Electronic Journal of Differential Equations,
Vol. 2014 (2014), No. 217, pp. 1-16.
Title: Stability of traveling-wave solutions for a Schrodinger system
with power-type nonlinearities
Authors: Nghiem V. Nguyen (Utah State Univ., Logan, UT, USA)
Rushun Tian (Chinese Academy of Sciences, Beijing, China)
Zhi-Qiang Wang (Utah State Univ., Logan, UT, USA)
Abstract:
In this article, we consider the Schrodinger system with
power-type nonlinearities,
$$
i\frac{\partial}{\partial t}u_j+ \Delta u_j + a|u_j|^{2p-2} u_j
+ \sum_{k=1, k\neq j}^m b |u_k|^{p}|u_j|^{p-2} u_j=0; \quad x\in \mathbb{R}^N,
$$
where $j=1,\dots,m$, $u_j$ are complex-valued functions of
$(x,t)\in \mathbb{R}^{N+1}$,
a,b are real numbers.

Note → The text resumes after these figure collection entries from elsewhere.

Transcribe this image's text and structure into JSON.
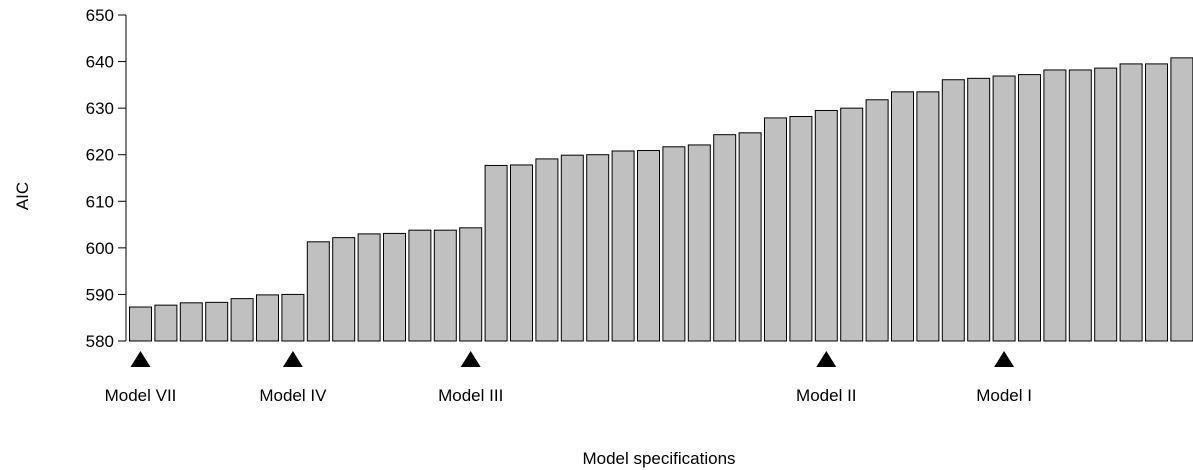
{
  "chart_data": {
    "type": "bar",
    "title": "",
    "xlabel": "Model specifications",
    "ylabel": "AIC",
    "ylim": [
      580,
      650
    ],
    "yticks": [
      580,
      590,
      600,
      610,
      620,
      630,
      640,
      650
    ],
    "grid": false,
    "bar_color": "#c0c0c0",
    "bar_edge_color": "#000000",
    "values": [
      587.3,
      587.7,
      588.2,
      588.3,
      589.1,
      589.9,
      590.0,
      601.3,
      602.2,
      603.0,
      603.1,
      603.8,
      603.8,
      604.3,
      617.7,
      617.8,
      619.1,
      619.9,
      620.0,
      620.8,
      620.9,
      621.7,
      622.1,
      624.3,
      624.7,
      627.9,
      628.2,
      629.5,
      630.0,
      631.8,
      633.5,
      633.5,
      636.1,
      636.4,
      636.9,
      637.2,
      638.2,
      638.2,
      638.6,
      639.5,
      639.5,
      640.8
    ],
    "markers": [
      {
        "index": 0,
        "label": "Model VII"
      },
      {
        "index": 6,
        "label": "Model IV"
      },
      {
        "index": 13,
        "label": "Model III"
      },
      {
        "index": 27,
        "label": "Model II"
      },
      {
        "index": 34,
        "label": "Model I"
      }
    ]
  }
}
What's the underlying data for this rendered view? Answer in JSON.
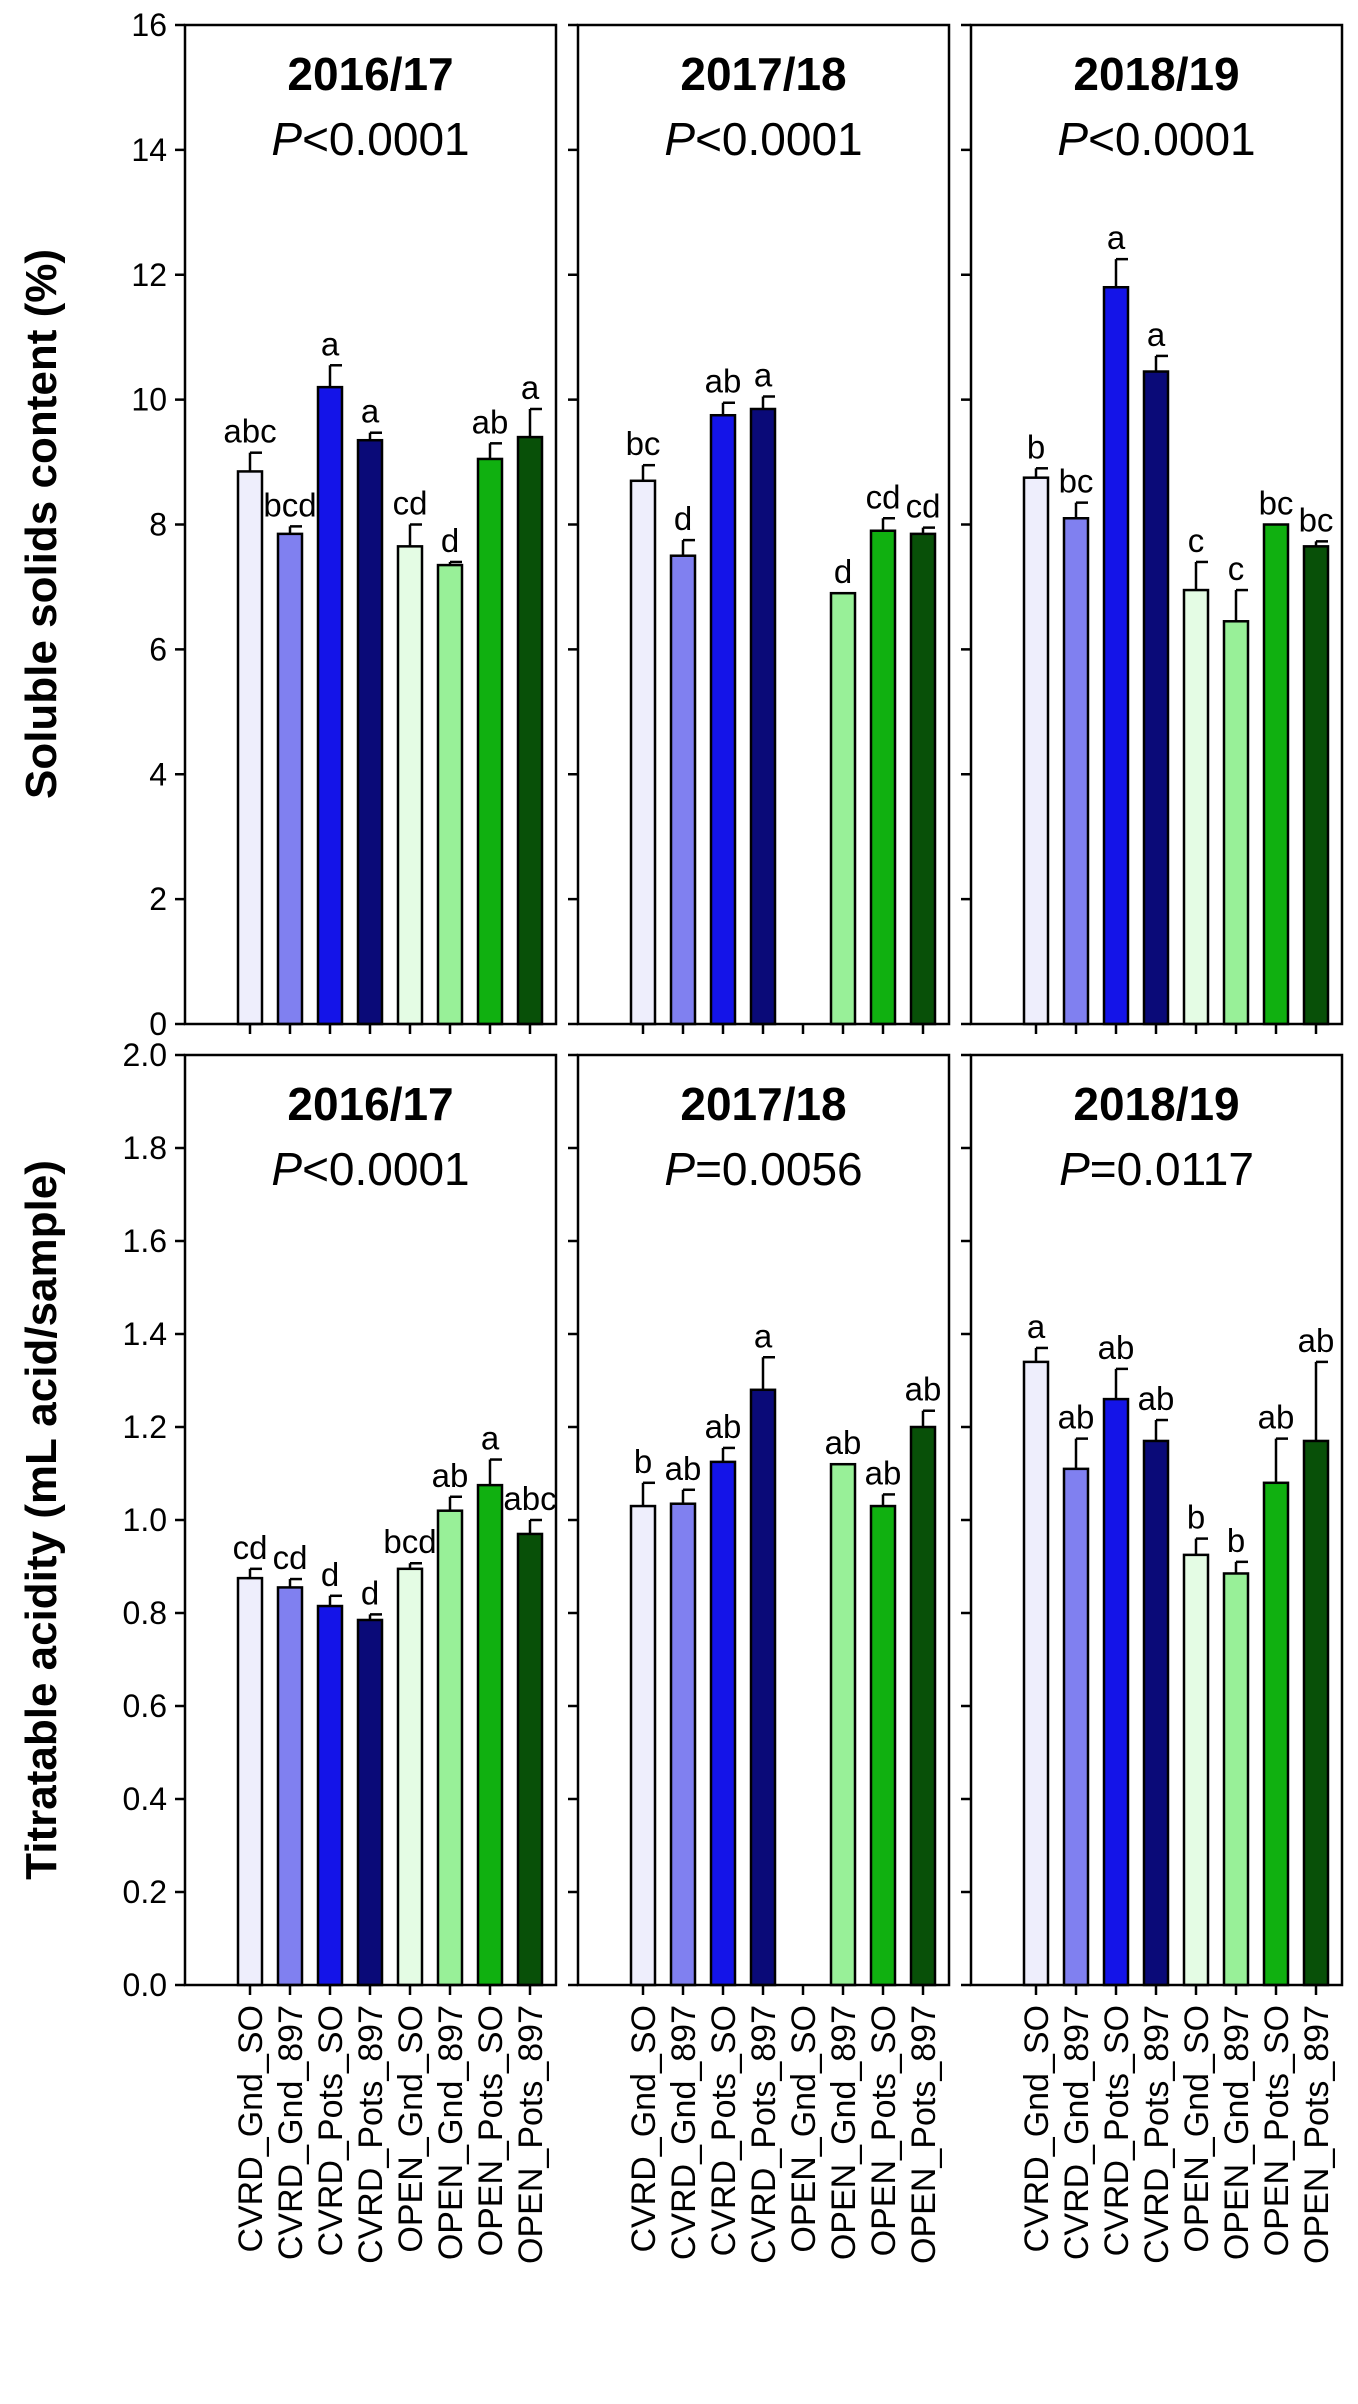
{
  "colors": {
    "CVRD_Gnd_SO": "#eeeefc",
    "CVRD_Gnd_897": "#8080f0",
    "CVRD_Pots_SO": "#1414e8",
    "CVRD_Pots_897": "#0a0a78",
    "OPEN_Gnd_SO": "#e4fce4",
    "OPEN_Gnd_897": "#98f098",
    "OPEN_Pots_SO": "#10b010",
    "OPEN_Pots_897": "#085008"
  },
  "chart_data": [
    {
      "type": "bar",
      "id": "ssc-2016",
      "row": "top",
      "title": "2016/17",
      "p_prefix": "P",
      "p_rest": "<0.0001",
      "ylabel": "Soluble solids content (%)",
      "ylim": [
        0,
        16
      ],
      "yticks": [
        "0",
        "2",
        "4",
        "6",
        "8",
        "10",
        "12",
        "14",
        "16"
      ],
      "categories": [
        "CVRD_Gnd_SO",
        "CVRD_Gnd_897",
        "CVRD_Pots_SO",
        "CVRD_Pots_897",
        "OPEN_Gnd_SO",
        "OPEN_Gnd_897",
        "OPEN_Pots_SO",
        "OPEN_Pots_897"
      ],
      "values": [
        8.85,
        7.85,
        10.2,
        9.35,
        7.65,
        7.35,
        9.05,
        9.4
      ],
      "errors": [
        0.3,
        0.12,
        0.35,
        0.12,
        0.35,
        0.05,
        0.25,
        0.45
      ],
      "letters": [
        "abc",
        "bcd",
        "a",
        "a",
        "cd",
        "d",
        "ab",
        "a"
      ]
    },
    {
      "type": "bar",
      "id": "ssc-2017",
      "row": "top",
      "title": "2017/18",
      "p_prefix": "P",
      "p_rest": "<0.0001",
      "ylim": [
        0,
        16
      ],
      "categories": [
        "CVRD_Gnd_SO",
        "CVRD_Gnd_897",
        "CVRD_Pots_SO",
        "CVRD_Pots_897",
        "OPEN_Gnd_SO",
        "OPEN_Gnd_897",
        "OPEN_Pots_SO",
        "OPEN_Pots_897"
      ],
      "values": [
        8.7,
        7.5,
        9.75,
        9.85,
        null,
        6.9,
        7.9,
        7.85
      ],
      "errors": [
        0.25,
        0.25,
        0.2,
        0.2,
        null,
        0.0,
        0.2,
        0.1
      ],
      "letters": [
        "bc",
        "d",
        "ab",
        "a",
        "",
        "d",
        "cd",
        "cd"
      ]
    },
    {
      "type": "bar",
      "id": "ssc-2018",
      "row": "top",
      "title": "2018/19",
      "p_prefix": "P",
      "p_rest": "<0.0001",
      "ylim": [
        0,
        16
      ],
      "categories": [
        "CVRD_Gnd_SO",
        "CVRD_Gnd_897",
        "CVRD_Pots_SO",
        "CVRD_Pots_897",
        "OPEN_Gnd_SO",
        "OPEN_Gnd_897",
        "OPEN_Pots_SO",
        "OPEN_Pots_897"
      ],
      "values": [
        8.75,
        8.1,
        11.8,
        10.45,
        6.95,
        6.45,
        8.0,
        7.65
      ],
      "errors": [
        0.15,
        0.25,
        0.45,
        0.25,
        0.45,
        0.5,
        0.0,
        0.08
      ],
      "letters": [
        "b",
        "bc",
        "a",
        "a",
        "c",
        "c",
        "bc",
        "bc"
      ]
    },
    {
      "type": "bar",
      "id": "ta-2016",
      "row": "bottom",
      "title": "2016/17",
      "p_prefix": "P",
      "p_rest": "<0.0001",
      "ylabel": "Titratable acidity (mL acid/sample)",
      "ylim": [
        0,
        2.0
      ],
      "yticks": [
        "0.0",
        "0.2",
        "0.4",
        "0.6",
        "0.8",
        "1.0",
        "1.2",
        "1.4",
        "1.6",
        "1.8",
        "2.0"
      ],
      "categories": [
        "CVRD_Gnd_SO",
        "CVRD_Gnd_897",
        "CVRD_Pots_SO",
        "CVRD_Pots_897",
        "OPEN_Gnd_SO",
        "OPEN_Gnd_897",
        "OPEN_Pots_SO",
        "OPEN_Pots_897"
      ],
      "values": [
        0.875,
        0.855,
        0.815,
        0.785,
        0.895,
        1.02,
        1.075,
        0.97
      ],
      "errors": [
        0.02,
        0.018,
        0.022,
        0.012,
        0.012,
        0.03,
        0.055,
        0.03
      ],
      "letters": [
        "cd",
        "cd",
        "d",
        "d",
        "bcd",
        "ab",
        "a",
        "abc"
      ]
    },
    {
      "type": "bar",
      "id": "ta-2017",
      "row": "bottom",
      "title": "2017/18",
      "p_prefix": "P",
      "p_rest": "=0.0056",
      "ylim": [
        0,
        2.0
      ],
      "categories": [
        "CVRD_Gnd_SO",
        "CVRD_Gnd_897",
        "CVRD_Pots_SO",
        "CVRD_Pots_897",
        "OPEN_Gnd_SO",
        "OPEN_Gnd_897",
        "OPEN_Pots_SO",
        "OPEN_Pots_897"
      ],
      "values": [
        1.03,
        1.035,
        1.125,
        1.28,
        null,
        1.12,
        1.03,
        1.2
      ],
      "errors": [
        0.05,
        0.03,
        0.03,
        0.07,
        null,
        0.0,
        0.025,
        0.035
      ],
      "letters": [
        "b",
        "ab",
        "ab",
        "a",
        "",
        "ab",
        "ab",
        "ab"
      ]
    },
    {
      "type": "bar",
      "id": "ta-2018",
      "row": "bottom",
      "title": "2018/19",
      "p_prefix": "P",
      "p_rest": "=0.0117",
      "ylim": [
        0,
        2.0
      ],
      "categories": [
        "CVRD_Gnd_SO",
        "CVRD_Gnd_897",
        "CVRD_Pots_SO",
        "CVRD_Pots_897",
        "OPEN_Gnd_SO",
        "OPEN_Gnd_897",
        "OPEN_Pots_SO",
        "OPEN_Pots_897"
      ],
      "values": [
        1.34,
        1.11,
        1.26,
        1.17,
        0.925,
        0.885,
        1.08,
        1.17
      ],
      "errors": [
        0.03,
        0.065,
        0.065,
        0.045,
        0.035,
        0.025,
        0.095,
        0.17
      ],
      "letters": [
        "a",
        "ab",
        "ab",
        "ab",
        "b",
        "b",
        "ab",
        "ab"
      ]
    }
  ]
}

It is shown that when $b>0$, and $a+(m-1)b>0$,
for a certain range of p, traveling-wave solutions of this system exist,
and are orbitally stable.
Submitted November 22, 2013. Published October 16, 2014.
Math Subject Classifications: 35A15, 35B35, 35Q35, 35Q55.
Key Words: solitary wave solutions; stability; nonlinear Schrodinger system;
traveling-wave solutions